Gokudera spits his beer out across the table; Yamamoto dodges reflexively.

"Sorry," Yamamoto says. "It just occured to me."

He shuffles his feet under the table. They are at a pub on the outskirts of campus, having a very late dinner and a whole lot of beer. After Squalo left the sky had began to absolutely pour rain; it had not stopped since. The match had been postponed to the next weekend, and Dino had been very nice and said he really didn't mind wherever they went, that he was actually just here to visit Tsuna and meet up with other friends. "That includes both of you," he had said. And Yamamoto had thought Dino was an awfully nice person when Dino said that. This judgement call, together with a lot of beer, had gradually influenced him to believe that if anyone could understand this weird, empty, miserable, yet somewhat glowing and fuzzy feeling that had been growing deep inside his chest ever since he saw Squalo up on the bleachers, it was Dino.

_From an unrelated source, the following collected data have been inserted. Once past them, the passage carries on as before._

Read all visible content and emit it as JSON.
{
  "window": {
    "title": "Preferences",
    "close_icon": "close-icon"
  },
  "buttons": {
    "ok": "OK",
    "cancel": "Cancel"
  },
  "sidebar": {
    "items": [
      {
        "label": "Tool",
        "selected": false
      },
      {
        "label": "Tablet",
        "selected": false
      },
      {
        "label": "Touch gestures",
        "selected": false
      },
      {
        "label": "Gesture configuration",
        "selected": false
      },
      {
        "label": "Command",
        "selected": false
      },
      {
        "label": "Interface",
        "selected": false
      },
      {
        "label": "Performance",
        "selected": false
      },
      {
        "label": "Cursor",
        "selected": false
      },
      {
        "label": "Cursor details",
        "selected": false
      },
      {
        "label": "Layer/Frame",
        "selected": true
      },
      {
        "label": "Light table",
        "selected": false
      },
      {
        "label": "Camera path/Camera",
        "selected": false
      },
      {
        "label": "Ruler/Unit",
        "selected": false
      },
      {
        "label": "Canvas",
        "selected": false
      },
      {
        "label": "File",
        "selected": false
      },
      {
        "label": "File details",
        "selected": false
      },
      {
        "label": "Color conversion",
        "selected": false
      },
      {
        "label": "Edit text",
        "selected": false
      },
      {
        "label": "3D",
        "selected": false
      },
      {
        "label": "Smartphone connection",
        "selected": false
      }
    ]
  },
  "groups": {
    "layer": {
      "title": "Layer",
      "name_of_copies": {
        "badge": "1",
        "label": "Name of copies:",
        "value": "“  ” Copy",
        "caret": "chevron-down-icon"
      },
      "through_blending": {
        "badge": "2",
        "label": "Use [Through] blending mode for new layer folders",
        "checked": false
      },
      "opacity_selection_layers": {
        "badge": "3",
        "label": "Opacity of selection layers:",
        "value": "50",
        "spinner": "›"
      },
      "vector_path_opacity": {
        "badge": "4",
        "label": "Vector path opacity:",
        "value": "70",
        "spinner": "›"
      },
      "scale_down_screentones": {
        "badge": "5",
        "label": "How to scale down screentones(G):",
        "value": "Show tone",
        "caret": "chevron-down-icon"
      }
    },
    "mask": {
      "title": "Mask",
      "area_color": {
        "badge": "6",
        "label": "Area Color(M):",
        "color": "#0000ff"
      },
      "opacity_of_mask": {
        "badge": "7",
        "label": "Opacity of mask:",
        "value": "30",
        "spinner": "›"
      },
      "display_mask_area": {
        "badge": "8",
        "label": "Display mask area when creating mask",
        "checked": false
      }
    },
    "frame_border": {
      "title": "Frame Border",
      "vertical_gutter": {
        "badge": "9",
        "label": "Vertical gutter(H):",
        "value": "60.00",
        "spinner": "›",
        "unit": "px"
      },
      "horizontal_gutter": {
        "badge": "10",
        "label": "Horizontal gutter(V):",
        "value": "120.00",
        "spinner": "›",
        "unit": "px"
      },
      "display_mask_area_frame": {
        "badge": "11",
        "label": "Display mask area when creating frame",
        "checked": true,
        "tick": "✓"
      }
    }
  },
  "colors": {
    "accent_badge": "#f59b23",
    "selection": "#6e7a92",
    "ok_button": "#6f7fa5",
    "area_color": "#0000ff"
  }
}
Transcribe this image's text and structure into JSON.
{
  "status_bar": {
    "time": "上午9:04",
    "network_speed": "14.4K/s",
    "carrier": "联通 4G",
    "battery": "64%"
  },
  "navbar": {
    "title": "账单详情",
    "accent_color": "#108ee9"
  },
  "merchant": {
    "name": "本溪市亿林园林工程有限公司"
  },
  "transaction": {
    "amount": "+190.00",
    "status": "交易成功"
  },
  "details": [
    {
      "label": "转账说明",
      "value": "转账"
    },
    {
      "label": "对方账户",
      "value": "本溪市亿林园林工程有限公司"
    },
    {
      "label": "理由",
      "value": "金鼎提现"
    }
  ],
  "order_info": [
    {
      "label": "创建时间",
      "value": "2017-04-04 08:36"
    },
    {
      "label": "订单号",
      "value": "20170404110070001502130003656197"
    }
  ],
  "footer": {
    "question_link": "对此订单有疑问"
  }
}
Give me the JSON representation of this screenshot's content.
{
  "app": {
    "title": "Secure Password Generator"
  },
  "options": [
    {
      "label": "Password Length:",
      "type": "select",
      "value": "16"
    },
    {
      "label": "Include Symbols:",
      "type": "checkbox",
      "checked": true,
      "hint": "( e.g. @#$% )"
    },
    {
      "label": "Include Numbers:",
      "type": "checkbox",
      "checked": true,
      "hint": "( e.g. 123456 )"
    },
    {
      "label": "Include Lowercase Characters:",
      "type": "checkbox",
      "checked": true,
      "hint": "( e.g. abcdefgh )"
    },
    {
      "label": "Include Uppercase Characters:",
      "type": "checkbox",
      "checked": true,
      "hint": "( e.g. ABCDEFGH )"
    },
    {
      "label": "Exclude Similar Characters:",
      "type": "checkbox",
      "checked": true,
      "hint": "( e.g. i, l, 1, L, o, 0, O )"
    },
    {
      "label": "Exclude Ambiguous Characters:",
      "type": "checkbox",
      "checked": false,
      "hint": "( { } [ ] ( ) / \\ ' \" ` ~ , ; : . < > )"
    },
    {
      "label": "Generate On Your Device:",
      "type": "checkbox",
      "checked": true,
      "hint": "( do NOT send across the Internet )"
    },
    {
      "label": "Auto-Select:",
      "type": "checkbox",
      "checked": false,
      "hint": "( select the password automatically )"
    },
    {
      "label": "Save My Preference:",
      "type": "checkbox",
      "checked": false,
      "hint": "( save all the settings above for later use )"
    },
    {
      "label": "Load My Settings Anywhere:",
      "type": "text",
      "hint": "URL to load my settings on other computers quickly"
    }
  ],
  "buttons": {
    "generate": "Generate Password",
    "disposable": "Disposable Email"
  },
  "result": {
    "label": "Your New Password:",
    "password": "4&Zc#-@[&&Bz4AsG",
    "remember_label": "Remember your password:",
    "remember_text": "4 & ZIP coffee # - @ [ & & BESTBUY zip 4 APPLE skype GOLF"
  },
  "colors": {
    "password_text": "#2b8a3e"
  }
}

Dino thinks: oh, no, he's going to confess, right here in front of the guy! He hands Gokudera a napkin and says to Yamamoto, "You're drunk, of course you're attracted to a guy," and laughs. Yamamoto doesn't laugh. Shit, Dino thinks; he's seriously going to tell Gokudera he likes Gokudera, here and now, and Gokudera's just going to scream and break his heart. Not that Gokudera is a bad person; Dino thinks Gokudera is one of those bad boys who would secretly be the best kind of man to be married to, and in fact probably dreams of being married to an equally bad but secretly good girl. But Yamamoto is not a girl. And Gokudera likes girls. Yes, Dino thinks; Gokudera likes girls, and Gokudera doesn't know how to tell Yamamoto this. Dino says, "In fact, you both look really rather attractive to me right now!" and laughs again. This time Yamamoto laughs too; Dino laughs harder, relieved.

"And he has really nice legs," Yamamoto says wistfully.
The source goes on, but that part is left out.